Hopefully I'll have some time to look at it on Sunday. I'll let you know once I've found the source of the issue.
Thanks Arnold. The algorithm is unclear to me indeed, so your help is appreciated!
That is a lot of opportunity for speed that we are not using at all! That's worth it's own issue report for the parser generator.

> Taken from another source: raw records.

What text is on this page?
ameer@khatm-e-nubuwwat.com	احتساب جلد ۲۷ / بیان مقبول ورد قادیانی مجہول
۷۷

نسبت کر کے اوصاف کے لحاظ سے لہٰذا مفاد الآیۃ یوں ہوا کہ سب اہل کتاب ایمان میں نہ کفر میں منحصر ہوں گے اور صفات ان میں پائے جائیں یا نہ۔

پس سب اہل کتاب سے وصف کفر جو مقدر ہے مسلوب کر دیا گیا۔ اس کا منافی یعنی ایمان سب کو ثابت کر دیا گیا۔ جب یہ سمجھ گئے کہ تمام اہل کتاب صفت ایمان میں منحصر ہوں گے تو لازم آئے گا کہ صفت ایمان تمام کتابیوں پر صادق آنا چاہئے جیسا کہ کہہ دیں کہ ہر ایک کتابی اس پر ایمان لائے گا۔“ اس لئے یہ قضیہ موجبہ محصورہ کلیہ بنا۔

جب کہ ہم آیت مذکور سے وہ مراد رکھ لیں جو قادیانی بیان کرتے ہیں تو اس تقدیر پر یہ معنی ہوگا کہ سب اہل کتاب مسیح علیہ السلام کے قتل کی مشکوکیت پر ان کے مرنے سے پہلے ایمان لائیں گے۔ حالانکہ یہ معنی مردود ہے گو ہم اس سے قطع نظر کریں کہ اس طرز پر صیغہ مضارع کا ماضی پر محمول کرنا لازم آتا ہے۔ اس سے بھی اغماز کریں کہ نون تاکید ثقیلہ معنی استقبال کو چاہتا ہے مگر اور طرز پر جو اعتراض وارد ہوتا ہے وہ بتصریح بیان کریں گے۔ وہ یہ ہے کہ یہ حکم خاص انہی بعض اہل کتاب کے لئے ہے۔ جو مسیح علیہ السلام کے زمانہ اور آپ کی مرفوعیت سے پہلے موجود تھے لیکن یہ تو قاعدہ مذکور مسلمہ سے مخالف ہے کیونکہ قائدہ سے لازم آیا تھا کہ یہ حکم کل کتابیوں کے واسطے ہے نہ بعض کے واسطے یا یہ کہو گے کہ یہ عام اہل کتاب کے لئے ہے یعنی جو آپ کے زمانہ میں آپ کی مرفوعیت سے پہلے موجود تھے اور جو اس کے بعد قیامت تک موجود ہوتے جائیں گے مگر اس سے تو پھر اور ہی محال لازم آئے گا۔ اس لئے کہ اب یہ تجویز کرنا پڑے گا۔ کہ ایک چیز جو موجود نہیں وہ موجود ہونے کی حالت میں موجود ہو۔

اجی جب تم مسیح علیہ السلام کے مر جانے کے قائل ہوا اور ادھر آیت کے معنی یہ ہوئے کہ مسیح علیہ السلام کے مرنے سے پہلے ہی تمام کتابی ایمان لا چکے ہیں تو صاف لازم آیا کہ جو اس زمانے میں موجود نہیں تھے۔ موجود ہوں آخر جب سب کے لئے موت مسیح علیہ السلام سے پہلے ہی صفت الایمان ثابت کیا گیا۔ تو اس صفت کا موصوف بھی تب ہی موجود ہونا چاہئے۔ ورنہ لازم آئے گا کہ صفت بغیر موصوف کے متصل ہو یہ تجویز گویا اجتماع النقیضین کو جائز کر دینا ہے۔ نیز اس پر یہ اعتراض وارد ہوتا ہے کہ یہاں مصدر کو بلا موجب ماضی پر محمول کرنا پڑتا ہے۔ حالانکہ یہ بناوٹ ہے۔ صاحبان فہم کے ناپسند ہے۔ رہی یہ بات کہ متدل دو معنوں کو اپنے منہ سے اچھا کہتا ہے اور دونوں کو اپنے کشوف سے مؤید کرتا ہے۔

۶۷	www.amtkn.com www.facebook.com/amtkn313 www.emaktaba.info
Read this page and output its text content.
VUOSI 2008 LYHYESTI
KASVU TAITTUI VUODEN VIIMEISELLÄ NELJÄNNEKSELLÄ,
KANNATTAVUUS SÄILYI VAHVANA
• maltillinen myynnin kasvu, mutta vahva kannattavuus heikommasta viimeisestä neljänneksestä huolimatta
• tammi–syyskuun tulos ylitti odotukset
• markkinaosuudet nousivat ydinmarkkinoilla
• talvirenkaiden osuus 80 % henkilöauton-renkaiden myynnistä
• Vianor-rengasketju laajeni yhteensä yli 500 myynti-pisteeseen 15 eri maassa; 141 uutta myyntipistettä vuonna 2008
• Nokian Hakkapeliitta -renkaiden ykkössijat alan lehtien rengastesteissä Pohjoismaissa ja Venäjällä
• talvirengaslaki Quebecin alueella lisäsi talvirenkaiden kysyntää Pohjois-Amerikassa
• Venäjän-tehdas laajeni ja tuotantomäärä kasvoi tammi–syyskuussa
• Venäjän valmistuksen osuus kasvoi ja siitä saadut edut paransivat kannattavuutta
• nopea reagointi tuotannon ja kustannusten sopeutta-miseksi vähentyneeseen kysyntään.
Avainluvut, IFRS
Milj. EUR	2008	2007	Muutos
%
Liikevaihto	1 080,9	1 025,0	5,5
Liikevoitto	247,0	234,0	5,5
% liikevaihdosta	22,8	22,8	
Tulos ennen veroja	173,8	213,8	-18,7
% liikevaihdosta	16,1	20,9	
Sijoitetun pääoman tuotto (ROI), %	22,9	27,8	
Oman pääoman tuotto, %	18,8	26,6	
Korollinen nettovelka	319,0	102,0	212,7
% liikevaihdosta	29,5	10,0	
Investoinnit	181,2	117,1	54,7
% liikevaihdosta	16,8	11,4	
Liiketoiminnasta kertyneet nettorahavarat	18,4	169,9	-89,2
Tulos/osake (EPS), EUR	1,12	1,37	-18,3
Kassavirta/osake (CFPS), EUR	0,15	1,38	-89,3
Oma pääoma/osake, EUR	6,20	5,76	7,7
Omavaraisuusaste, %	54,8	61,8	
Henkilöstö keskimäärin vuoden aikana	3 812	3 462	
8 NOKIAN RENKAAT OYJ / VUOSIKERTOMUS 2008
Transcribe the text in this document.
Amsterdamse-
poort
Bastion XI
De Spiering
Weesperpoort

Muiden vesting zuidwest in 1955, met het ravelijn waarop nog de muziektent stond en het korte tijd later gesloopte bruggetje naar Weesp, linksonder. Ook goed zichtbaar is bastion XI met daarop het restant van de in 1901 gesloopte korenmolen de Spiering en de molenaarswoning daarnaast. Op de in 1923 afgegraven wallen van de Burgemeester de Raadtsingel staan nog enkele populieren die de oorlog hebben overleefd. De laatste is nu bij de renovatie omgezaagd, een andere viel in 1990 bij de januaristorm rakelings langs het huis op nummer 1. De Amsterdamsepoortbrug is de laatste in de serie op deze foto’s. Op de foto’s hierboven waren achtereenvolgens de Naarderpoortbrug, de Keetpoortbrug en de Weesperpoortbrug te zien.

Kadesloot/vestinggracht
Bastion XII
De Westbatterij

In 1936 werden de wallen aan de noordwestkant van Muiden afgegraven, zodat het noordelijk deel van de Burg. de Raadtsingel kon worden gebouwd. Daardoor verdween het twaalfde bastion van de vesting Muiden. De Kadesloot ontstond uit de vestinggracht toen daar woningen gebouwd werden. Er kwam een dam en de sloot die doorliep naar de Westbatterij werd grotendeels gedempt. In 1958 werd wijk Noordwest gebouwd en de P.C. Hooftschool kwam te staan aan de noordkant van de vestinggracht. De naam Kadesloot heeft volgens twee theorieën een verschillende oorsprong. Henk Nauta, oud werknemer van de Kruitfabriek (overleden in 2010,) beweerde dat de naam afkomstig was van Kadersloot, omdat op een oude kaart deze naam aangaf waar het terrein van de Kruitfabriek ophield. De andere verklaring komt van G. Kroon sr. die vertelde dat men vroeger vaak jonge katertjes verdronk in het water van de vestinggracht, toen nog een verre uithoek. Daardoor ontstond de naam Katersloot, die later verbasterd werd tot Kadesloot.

Ah, it seems I added a preprocessor to handle the sharing just before I left, so the generator doesn't need to calculate this.
This thing: https://github.com/usethesource/rascal/blob/master/src/org/rascalmpl/parser/gtd/preprocessing/ExpectBuilder.java .
It may even be the source of this bug π€ .
It indeed seems to be related to prefix sharing. If I disable this functionality the DoubleRightNullableWithPrefixSharing
test completes successfully.
Similar to removing the "else" rule indeed. The sharing is onder of the crucial factors to triggering the bug
Changing this line to false
resolves this issue for now: https://github.com/usethesource/rascal/blob/be4edf25e697c5ccc4f5d7ee35b5552665042897/src/org/rascalmpl/parser/gtd/preprocessing/ExpectBuilder.java#L67 .
I'll dig a little deeper to find out where it goes wrong.
Describe the bug
This gives a parse error, so when the else branch is not there it does not parse. If you add the else branch to the example, then a parse tree is produced.